Эх, если б я не говорила Брюсу, что нам нужно отдохнуть друг от друга. Эх, если б я никогда не встречала его. Ну почему я не убежала в ту ночь от приближающихся шагов, не убежала, ни разу не оглянувшись?

Эх, если б я не была репортером. Мне бы печь блины в блинной, где вся работа – разбивать яйца, замешивать тесто да отсчитывать сдачу. И никто бы меня там не оскорблял, ведь все понимают, что в блинной может работать только толстуха. Каждая складка жира и целлюлитная ямка служили бы вещественными доказательствами высокого качества моей продукции.

Как бы мне хотелось поменяться местами с парнем, который во время ленча ходил на Пайн-стрит с картонными щитами на груди и спине, на каждом из которых красовалась надпись «ОТВЕДАЙТЕ СУШИ», и раздавал купоны, податели которых получали двадцати процентную скидку на суши в японском ресторане «Мир васаби». Эх, стать бы мне анонимной и невидимой.
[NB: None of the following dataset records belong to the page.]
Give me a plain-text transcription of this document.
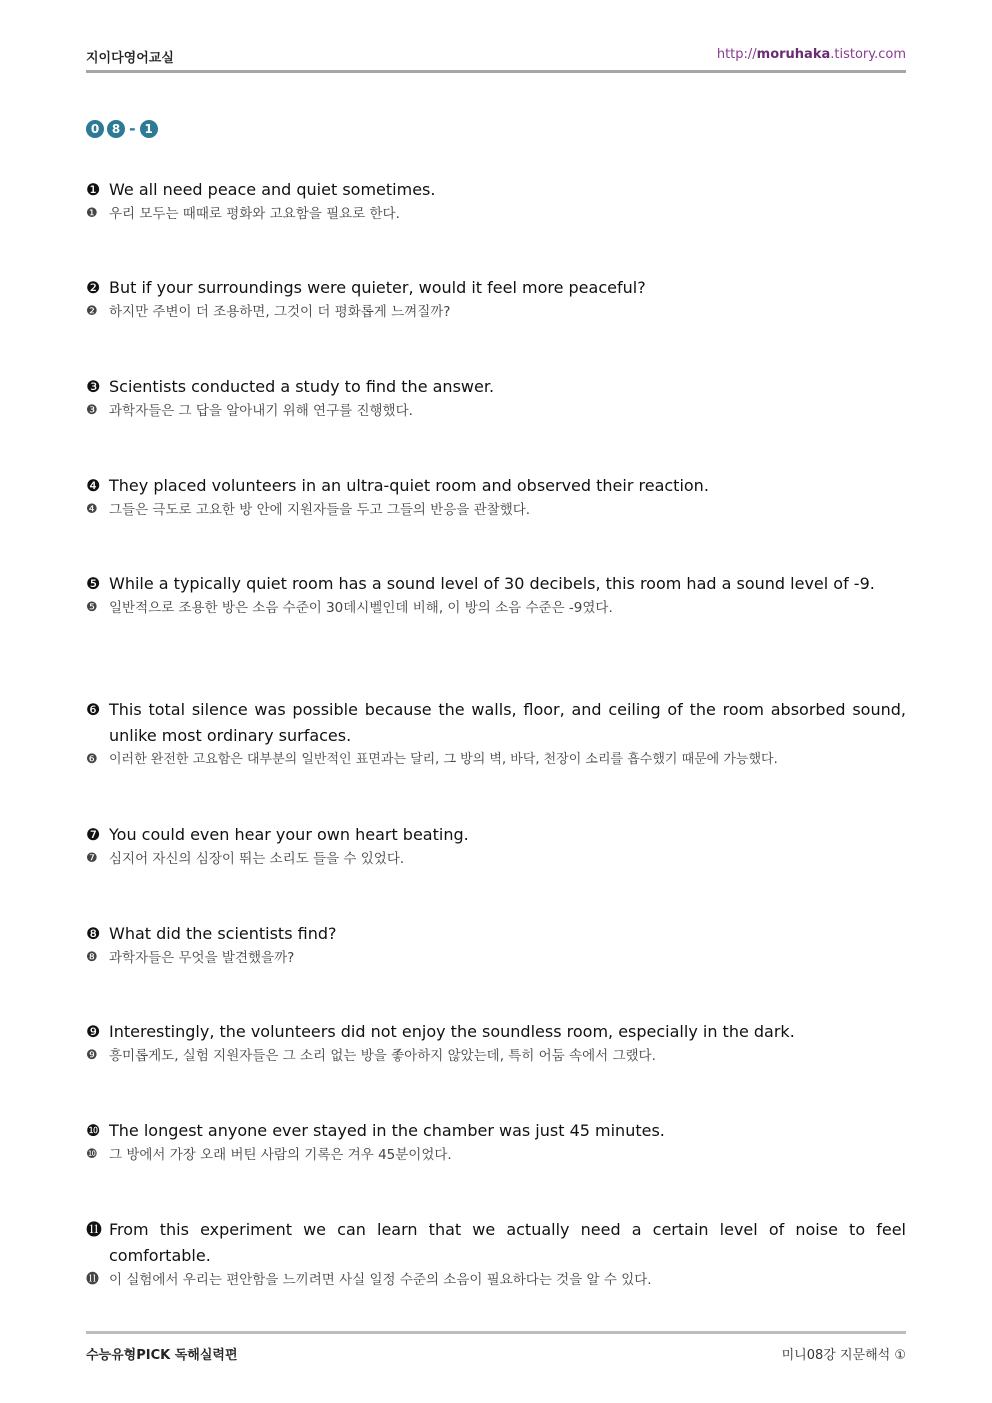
지이다영어교실	http://moruhaka.tistory.com
0	8 - 1
❶ We all need peace and quiet sometimes.
❶ 우리 모두는 때때로 평화와 고요함을 필요로 한다.
❷ But if your surroundings were quieter, would it feel more peaceful?
❷ 하지만 주변이 더 조용하면, 그것이 더 평화롭게 느껴질까?
❸ Scientists conducted a study to find the answer.
❸ 과학자들은 그 답을 알아내기 위해 연구를 진행했다.
❹ They placed volunteers in an ultra-quiet room and observed their reaction.
❹ 그들은 극도로 고요한 방 안에 지원자들을 두고 그들의 반응을 관찰했다.
❺ While a typically quiet room has a sound level of 30 decibels, this room had a sound level of -9.
❺ 일반적으로 조용한 방은 소음 수준이 30데시벨인데 비해, 이 방의 소음 수준은 -9였다.
❻ This total silence was possible because the walls, floor, and ceiling of the room absorbed sound, unlike most ordinary surfaces.
❻ 이러한 완전한 고요함은 대부분의 일반적인 표면과는 달리, 그 방의 벽, 바닥, 천장이 소리를 흡수했기 때문에 가능했다.
❼ You could even hear your own heart beating.
❼ 심지어 자신의 심장이 뛰는 소리도 들을 수 있었다.
❽ What did the scientists find?
❽ 과학자들은 무엇을 발견했을까?
❾ Interestingly, the volunteers did not enjoy the soundless room, especially in the dark.
❾ 흥미롭게도, 실험 지원자들은 그 소리 없는 방을 좋아하지 않았는데, 특히 어둠 속에서 그랬다.
❿ The longest anyone ever stayed in the chamber was just 45 minutes.
❿ 그 방에서 가장 오래 버틴 사람의 기록은 겨우 45분이었다.
⓫ From this experiment we can learn that we actually need a certain level of noise to feel comfortable.
⓫ 이 실험에서 우리는 편안함을 느끼려면 사실 일정 수준의 소음이 필요하다는 것을 알 수 있다.
수능유형PICK 독해실력편	미니08강 지문해석 ①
А еще лучше – умереть.

Я представила себе, как ложусь в ванну, приклеиваю записку к зеркалу, подношу бритву к запястьям. Представила себе Нифкина, скулящего, недоумевающего, царапающего когтями по ободу ванны, гадающего, почему я не встаю. Представила свою мать, перекладывающую мои вещи, находящую потрепанный экземпляр «Лучшее из «Пентхаус леттерс»«[6], обтянутые розовым мехом наручники, которые Брюс подарил мне на День святого Валентина. Наконец, представила себе, с каким трудом санитарам удается спустить мое мертвое мокрое тело по трем лестничным пролетам. «У нас сегодня крупняк», – услышала я голос одного.

«Ладно, самоубийство исключается, – подумала я, заворачиваясь в покрывало и подкладывая под голову оранжевую подушку. – Работа в блинной и ношение рекламного щита-сандвича, пожалуй, тоже». Ну никак не соотносились они с моим дипломом. Выпускники Принстона если уж увлекались блинами, то становились владельцами блинных, из отдельных заведений создавали сети, которые потом акционировали, зарабатывая на этом миллионы. И блинные могли служить и им лишь временным увлечением, на несколько лет, пока подрастут дети, которые потом, естественно, поступят в тот же университет и на страницах журнала, где я работала во время учебы, появятся в черно-оранжевьрс одеяниях с надписью «Класс 2012 года» на груди.